Wuhan (China): Indian Prime Minister Narendra Modi and Chinese President Xi Jinping have decided to issue "strategic guidance" to their militaries to strengthen communications and to build trust and understanding, a top Indian diplomat said on Saturday, a move aimed at avoiding a Dokalam-like situation in the future.
The two leaders have also agreed on a joint economic project in Afghanistan, sources said after the two-day summit ended Saturday.
Briefing reporters at the end of the two-day informal summit between the two leaders in the central Chinese city of Wuhan on Saturday, Indian Foreign Secretary Vijay Gokhale said the two leaders underscored the importance of maintaining peace and tranquility in all areas of the India-China border region.
"To this end, they issued strategic guidance to their respective militaries to strengthen communication in order to build trust and mutual understanding and enhance predictability and effectiveness in the management of border affairs," Gokhale said.
He said the two leaders further directed their militaries to earnestly implement various confidence building measures agreed upon between the two sides, including the principle of mutual and equal security, and strengthen existing institutional arrangements and information sharing mechanisms to prevent incidents in border regions.
They also endorsed the work of the special representatives to find a fair, reasonable and mutually acceptable settlement on the boundary issue.

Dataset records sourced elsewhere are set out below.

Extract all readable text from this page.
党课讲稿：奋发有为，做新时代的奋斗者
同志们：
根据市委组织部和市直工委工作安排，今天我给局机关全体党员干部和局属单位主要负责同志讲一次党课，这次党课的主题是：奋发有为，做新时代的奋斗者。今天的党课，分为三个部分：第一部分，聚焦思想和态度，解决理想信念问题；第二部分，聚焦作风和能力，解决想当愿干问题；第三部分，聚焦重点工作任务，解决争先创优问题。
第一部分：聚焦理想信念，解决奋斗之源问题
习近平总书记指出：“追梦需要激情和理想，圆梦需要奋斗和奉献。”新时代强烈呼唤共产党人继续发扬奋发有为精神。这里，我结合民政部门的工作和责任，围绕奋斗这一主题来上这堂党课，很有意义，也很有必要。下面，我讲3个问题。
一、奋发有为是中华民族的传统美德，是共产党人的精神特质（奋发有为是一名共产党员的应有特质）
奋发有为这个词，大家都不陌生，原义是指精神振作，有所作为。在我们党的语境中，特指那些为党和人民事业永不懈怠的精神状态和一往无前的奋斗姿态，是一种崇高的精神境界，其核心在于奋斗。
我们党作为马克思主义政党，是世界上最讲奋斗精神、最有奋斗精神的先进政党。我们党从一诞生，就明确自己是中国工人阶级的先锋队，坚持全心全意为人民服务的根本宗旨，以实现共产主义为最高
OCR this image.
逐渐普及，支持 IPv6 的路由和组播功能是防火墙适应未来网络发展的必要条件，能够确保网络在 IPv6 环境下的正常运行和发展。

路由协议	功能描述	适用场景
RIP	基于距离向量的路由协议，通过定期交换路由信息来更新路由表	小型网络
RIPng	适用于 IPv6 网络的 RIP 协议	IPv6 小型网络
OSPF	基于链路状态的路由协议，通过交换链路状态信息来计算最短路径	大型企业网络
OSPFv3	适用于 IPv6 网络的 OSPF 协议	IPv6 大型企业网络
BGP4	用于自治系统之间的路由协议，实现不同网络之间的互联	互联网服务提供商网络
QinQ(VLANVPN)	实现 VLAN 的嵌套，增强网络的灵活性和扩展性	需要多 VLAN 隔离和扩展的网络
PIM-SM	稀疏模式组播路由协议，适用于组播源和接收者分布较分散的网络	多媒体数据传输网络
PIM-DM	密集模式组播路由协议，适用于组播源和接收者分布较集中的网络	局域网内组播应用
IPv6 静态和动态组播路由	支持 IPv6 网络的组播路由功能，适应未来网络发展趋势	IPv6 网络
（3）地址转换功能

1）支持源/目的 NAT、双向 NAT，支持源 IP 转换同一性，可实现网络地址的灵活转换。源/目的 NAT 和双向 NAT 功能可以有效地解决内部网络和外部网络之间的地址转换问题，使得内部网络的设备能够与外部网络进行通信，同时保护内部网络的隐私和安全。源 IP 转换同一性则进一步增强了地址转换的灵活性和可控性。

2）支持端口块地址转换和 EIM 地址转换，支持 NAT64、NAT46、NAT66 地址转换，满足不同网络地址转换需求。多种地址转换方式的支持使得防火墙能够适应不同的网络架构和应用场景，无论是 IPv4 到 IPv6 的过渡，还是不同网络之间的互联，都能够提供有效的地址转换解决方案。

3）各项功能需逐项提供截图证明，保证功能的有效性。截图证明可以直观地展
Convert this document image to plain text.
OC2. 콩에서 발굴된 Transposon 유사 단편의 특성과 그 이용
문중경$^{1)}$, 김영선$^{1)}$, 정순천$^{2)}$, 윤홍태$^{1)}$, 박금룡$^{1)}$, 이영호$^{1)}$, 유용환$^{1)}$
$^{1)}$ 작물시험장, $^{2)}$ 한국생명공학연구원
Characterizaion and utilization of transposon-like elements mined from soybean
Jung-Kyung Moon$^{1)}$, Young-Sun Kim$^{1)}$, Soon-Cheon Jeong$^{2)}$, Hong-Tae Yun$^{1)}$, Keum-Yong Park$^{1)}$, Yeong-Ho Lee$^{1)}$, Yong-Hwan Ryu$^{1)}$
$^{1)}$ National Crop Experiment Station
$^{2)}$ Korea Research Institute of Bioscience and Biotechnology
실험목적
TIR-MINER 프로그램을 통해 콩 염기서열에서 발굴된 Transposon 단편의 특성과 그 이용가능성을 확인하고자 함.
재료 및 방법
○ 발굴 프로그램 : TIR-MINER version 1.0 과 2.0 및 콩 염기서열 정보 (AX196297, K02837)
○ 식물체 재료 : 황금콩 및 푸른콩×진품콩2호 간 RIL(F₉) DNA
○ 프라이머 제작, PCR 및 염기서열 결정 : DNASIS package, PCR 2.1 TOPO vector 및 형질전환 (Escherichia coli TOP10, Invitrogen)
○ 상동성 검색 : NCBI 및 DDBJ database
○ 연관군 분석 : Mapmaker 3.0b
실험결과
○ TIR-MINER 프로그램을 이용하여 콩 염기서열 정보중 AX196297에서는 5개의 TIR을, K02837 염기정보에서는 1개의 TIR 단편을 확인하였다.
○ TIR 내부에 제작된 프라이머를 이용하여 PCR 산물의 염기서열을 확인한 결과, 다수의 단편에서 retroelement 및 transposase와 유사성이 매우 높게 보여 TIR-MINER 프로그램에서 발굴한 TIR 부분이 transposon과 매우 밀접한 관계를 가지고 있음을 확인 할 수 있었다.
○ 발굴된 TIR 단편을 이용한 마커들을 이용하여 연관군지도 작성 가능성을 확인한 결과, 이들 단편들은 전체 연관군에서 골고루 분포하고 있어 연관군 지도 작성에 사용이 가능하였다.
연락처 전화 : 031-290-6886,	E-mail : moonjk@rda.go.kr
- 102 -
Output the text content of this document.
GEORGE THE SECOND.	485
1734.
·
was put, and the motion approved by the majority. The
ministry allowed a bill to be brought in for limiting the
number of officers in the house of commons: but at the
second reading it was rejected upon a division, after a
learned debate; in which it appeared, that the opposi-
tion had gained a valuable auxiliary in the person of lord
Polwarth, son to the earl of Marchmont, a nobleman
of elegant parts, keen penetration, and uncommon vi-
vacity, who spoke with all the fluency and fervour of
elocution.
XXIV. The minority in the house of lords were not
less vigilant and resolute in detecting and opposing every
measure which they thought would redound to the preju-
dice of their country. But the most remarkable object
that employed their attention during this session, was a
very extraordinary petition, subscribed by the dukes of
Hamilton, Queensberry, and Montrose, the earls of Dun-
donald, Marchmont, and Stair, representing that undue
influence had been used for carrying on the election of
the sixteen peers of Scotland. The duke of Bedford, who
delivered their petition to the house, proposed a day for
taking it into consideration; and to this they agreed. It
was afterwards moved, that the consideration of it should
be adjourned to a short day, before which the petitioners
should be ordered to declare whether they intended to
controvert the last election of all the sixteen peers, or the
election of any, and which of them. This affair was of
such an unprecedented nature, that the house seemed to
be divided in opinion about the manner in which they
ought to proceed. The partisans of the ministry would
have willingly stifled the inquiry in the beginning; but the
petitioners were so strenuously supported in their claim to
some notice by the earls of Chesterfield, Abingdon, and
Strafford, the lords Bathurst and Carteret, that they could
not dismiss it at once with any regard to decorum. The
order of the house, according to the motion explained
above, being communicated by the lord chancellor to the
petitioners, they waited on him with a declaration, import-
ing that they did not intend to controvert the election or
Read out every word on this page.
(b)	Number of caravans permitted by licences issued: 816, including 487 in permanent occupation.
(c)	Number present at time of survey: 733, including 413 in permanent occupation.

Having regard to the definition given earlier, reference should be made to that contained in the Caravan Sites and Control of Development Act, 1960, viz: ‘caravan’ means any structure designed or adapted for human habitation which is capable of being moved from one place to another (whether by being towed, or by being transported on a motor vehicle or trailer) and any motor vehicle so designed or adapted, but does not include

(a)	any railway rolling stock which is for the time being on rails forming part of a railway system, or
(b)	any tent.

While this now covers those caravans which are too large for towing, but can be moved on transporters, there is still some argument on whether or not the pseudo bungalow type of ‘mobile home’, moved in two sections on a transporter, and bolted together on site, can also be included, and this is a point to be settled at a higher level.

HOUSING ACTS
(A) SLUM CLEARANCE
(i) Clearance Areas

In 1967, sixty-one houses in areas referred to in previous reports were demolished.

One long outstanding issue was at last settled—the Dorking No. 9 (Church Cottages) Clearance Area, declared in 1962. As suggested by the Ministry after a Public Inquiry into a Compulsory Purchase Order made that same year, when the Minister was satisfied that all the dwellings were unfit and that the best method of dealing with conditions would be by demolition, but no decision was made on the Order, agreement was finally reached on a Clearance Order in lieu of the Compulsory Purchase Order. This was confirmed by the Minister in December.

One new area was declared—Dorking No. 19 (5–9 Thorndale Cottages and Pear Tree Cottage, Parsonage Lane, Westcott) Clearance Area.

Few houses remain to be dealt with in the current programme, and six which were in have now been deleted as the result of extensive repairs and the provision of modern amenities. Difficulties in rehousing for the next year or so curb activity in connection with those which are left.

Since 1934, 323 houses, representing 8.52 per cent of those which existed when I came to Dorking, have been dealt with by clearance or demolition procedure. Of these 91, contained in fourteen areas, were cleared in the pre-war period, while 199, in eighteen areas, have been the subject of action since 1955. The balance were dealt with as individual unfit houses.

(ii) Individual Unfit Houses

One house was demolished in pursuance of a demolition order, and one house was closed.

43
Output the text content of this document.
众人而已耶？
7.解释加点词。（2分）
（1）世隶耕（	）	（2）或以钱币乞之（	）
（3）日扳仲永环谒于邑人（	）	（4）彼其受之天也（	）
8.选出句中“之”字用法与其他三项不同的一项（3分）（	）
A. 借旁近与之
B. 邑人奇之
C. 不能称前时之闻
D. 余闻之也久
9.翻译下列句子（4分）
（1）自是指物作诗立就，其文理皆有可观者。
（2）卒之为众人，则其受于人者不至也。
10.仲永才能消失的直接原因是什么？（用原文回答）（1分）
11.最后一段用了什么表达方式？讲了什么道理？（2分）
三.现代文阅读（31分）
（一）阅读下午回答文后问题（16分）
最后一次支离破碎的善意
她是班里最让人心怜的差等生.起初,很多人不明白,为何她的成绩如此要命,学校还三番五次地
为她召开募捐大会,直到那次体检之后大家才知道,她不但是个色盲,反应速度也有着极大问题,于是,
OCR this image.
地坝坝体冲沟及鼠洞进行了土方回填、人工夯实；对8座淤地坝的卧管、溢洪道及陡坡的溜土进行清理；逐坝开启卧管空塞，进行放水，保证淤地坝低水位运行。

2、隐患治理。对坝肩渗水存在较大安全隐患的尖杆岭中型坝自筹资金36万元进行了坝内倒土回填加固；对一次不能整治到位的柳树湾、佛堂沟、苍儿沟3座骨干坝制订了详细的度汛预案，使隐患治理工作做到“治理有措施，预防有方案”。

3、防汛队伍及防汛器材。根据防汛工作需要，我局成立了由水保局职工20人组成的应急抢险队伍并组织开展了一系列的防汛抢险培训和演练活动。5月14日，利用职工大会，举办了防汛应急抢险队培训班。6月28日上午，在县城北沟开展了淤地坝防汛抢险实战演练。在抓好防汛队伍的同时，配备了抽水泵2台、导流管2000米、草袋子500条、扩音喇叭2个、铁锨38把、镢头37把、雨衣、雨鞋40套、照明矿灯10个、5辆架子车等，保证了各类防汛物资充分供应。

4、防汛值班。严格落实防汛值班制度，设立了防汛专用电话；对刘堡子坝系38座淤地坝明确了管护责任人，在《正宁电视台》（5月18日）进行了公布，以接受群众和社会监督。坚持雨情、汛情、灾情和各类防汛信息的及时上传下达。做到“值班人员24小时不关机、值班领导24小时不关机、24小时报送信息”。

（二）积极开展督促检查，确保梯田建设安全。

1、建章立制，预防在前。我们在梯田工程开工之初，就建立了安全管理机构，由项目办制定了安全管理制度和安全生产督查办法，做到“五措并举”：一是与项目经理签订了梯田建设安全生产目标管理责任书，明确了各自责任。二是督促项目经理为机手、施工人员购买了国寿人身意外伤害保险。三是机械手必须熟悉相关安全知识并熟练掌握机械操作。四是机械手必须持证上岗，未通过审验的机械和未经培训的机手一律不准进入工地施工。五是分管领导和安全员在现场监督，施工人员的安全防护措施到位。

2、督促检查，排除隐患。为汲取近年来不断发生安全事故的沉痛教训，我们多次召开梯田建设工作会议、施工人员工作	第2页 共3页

"Prime Minister Modi and President Xi underlined that as two major countries India and China have wider and overlapping regional and global interests. They agreed on their need to strengthen strategic communication through greater consultation on all matters of common interest. They believe that such strategic communication will have a positive influence on enhancing mutual understanding and will contribute to regional and global stability", a government statement said.
China-India relations date back centuries, but in recent decades have been characterised by competition for leadership in Asia. The countries fought a border war in 1962 and last year engaged in a 10-week standoff in the neighbouring state of Bhutan.
India has also been alarmed by China's moves to build strategic and economic ties with Indian Ocean nations including Sri Lanka, the Maldives and India's longtime rival Pakistan.
China resents India's hosting of the exiled Tibetan spiritual leader the Dalai Lama, and its control of territory Beijing says belongs to it.
China claims some 90,000sq km of territory in India's northeast, while India says China occupies 38,000sq km of its territory on the Aksai Chin Plateau in the western Himalayas.
The Wuhan summit should be seen as a conscientious attempt to steer ties in a new direction, said Wang Lian, a professor at Peking University's School of International Relations.